By Stuart Heaney
Euphoric greetings to you all!
What a fortuitous opening to the workshop programme we had yesterday at the Serpentine. After some introductions and explanations of the workshop programme in the Serpentine’s Learning Space by no.w.here‘s Head of Lab and Learning, James Holcombe, the BFI‘s Education Curator, David Edgar and myself, Stuart Heaney, editor and administrator of this website, the students all introduced themselves to the group.
It was encouraging to meet such a group of bright, creative, perceptive and friendly young people – all with plenty of enthusiasm for new experiences and challenges (in fact, I must confess the strength of talent in the room was almost tangible). All of the students are undergraduates or younger and all of them have had some experience of either video production, photography or other related visual artistic practices, moving and still, but they are all eager new initiates to working with celluloid film and to poetic diaristic forms.
After some getting to know one another we all headed out into the exhibition space, which at present is nothing short of a wondrous grotto, and were taken on a walk-through by the Serpentine’s Head Curator, Kathryn Rattee, who treated us to her considerable expertise. Here some of us spotted Jonas himself wandering around and briefly chatted amiably with him.
With a much more insightful review of the exhibition by our own Georgia Korossi, writer and curator of the BFI, forthcoming on this site I won’t go into too much detail here but, at a glance, highlights include: a new 16 monitor-screen work entitled Lavender that forces the viewer to use the footage in its parallel universes as the raw material to edit one’s own film in the mind’s eye, simply by moving the eyes around the screens in whatever order one subconsciously chooses (or doesn’t choose). That’s an idea that one of Jonas’ contemporaries, the Beat poet Allen Ginsberg, once referred to as “eye-ball kicks”.

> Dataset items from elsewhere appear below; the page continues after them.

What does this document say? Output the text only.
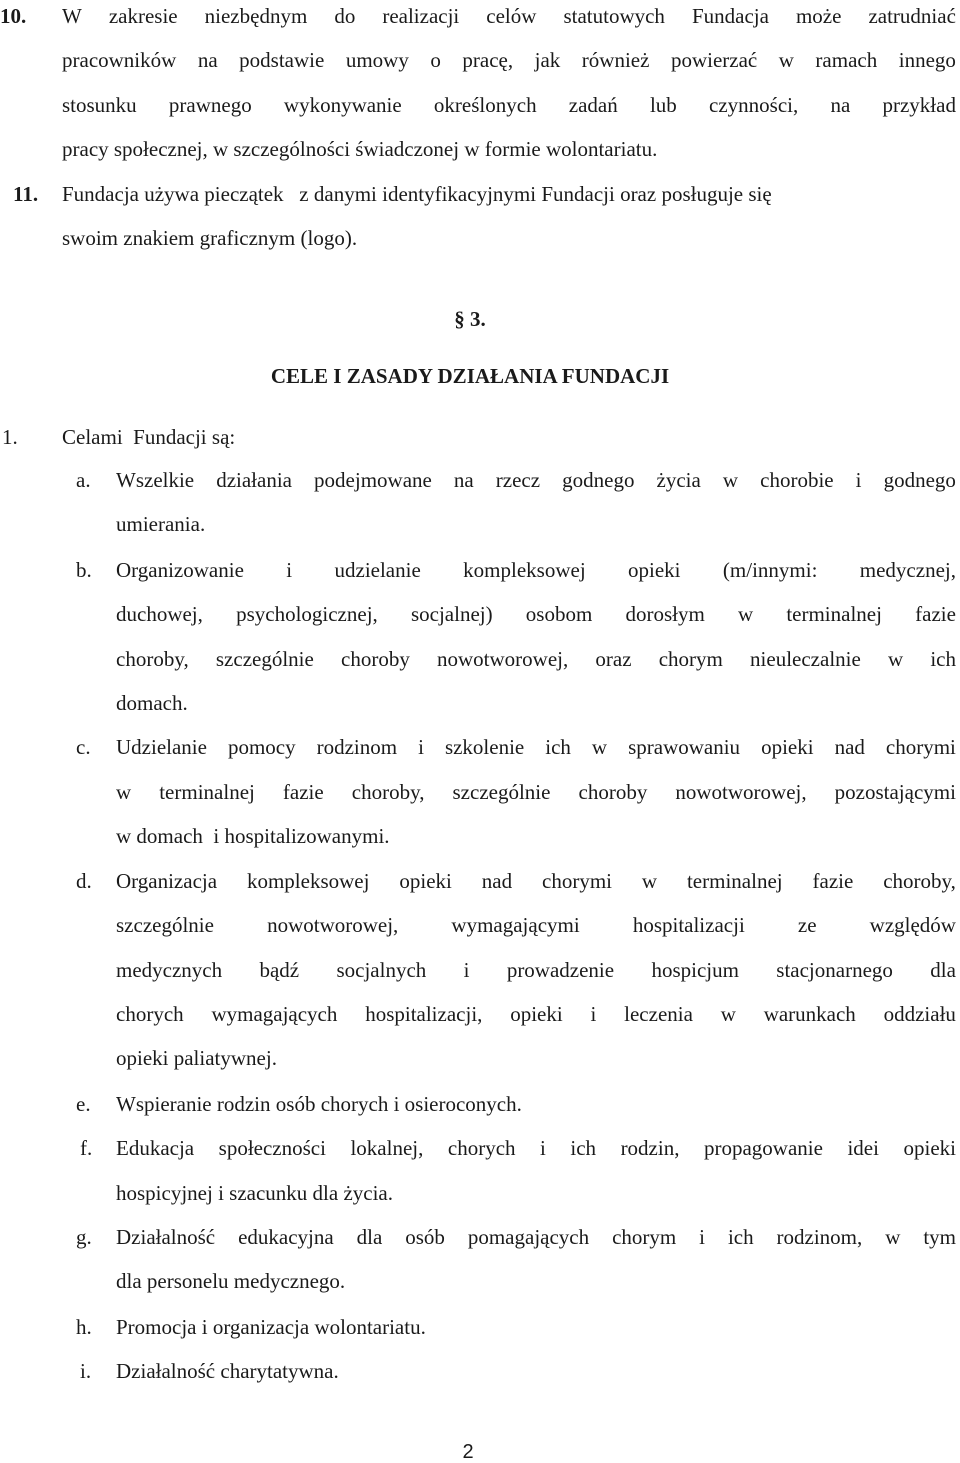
10. W zakresie niezbędnym do realizacji celów statutowych Fundacja może zatrudniać
pracowników na podstawie umowy o pracę, jak również powierzać w ramach innego
stosunku prawnego wykonywanie określonych zadań lub czynności, na przykład
pracy społecznej, w szczególności świadczonej w formie wolontariatu.
11. Fundacja używa pieczątek   z danymi identyfikacyjnymi Fundacji oraz posługuje się
swoim znakiem graficznym (logo).
§ 3.
CELE I ZASADY DZIAŁANIA FUNDACJI
1. Celami  Fundacji są:
a. Wszelkie działania podejmowane na rzecz godnego życia w chorobie i godnego
umierania.
b. Organizowanie i udzielanie kompleksowej opieki (m/innymi: medycznej,
duchowej, psychologicznej, socjalnej) osobom dorosłym w terminalnej fazie
choroby, szczególnie choroby nowotworowej, oraz chorym nieuleczalnie w ich
domach.
c. Udzielanie pomocy rodzinom i szkolenie ich w sprawowaniu opieki nad chorymi
w terminalnej fazie choroby, szczególnie choroby nowotworowej, pozostającymi
w domach  i hospitalizowanymi.
d. Organizacja kompleksowej opieki nad chorymi w terminalnej fazie choroby,
szczególnie	nowotworowej,	wymagającymi	hospitalizacji	ze	względów
medycznych bądź socjalnych i prowadzenie hospicjum stacjonarnego dla
chorych wymagających hospitalizacji, opieki i leczenia w warunkach oddziału
opieki paliatywnej.
e. Wspieranie rodzin osób chorych i osieroconych.
f. Edukacja społeczności lokalnej, chorych i ich rodzin, propagowanie idei opieki
hospicyjnej i szacunku dla życia.
g. Działalność edukacyjna dla osób pomagających chorym i ich rodzinom, w tym
dla personelu medycznego.
h. Promocja i organizacja wolontariatu.
i. Działalność charytatywna.
2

The show also includes audio recordings by Jonas; his collection of 16mm Bolex cameras; blown up prints of clusters of his film frames; a video monitor showing a 1970s loft party with Yoko Ono, John Lennon and Andy Warhol, with polaroids taken at the event blown up and mounted adjacent to the screen; and not least a touchingly elegiac new film by Jonas entitled Outtakes from the Life of a Happy Man, which is Jonas’ swansong to celluloid film and which shows him making some final edits to 16mm film strips using a splicer: he now makes video work only.
An excerpt from that very film was the note on which Sandra Hebron opened her In Conversation interview with Jonas, along with British film director Mike Figgis, that evening. Again, I won’t dwell on this as, segueing neatly from this appraisal, the next post will be a report on that event by our own expert writer and curator, Alex Davidson, also of the BFI.
Back in the Learning Space, we closed the walk-through with the students by treating them to some introductory short films by Jonas (although not without some technical hitches with laptops and projectors – how reliable our cutting edge digital technologies can be!): including silent footage of the streets of Williamsburg, Brooklyn (the area where Jonas first lived in New York, which is now very trendy and expensive to live in but was then dilapidated and occupied by poor immigrant communities) from the very late 1940s and early 1950s (re-edited in 2002) and finally a beatific four minute film of a Hare Krishna parade from 1966 in which the film is sped up to a rapid pace, slowed down and multiple images are layered over one another (all of which was done using the Bolex camera only with no post production, except to add the asynchronous audio).
Our next appointment will be the sold out screening of Lost Lost Lost at BFI Southbank this evening (with a review by Alex Davidson to follow next week) The students and curators will all be there and we’ll be busy reporting on it for those who are not lucky enough to make it! Tomorrow we will be joining Jonas and the students at the Serpentine for an informal chat at which we hope to learn from him some suggestions on how we might work to achieve our own diaristic films.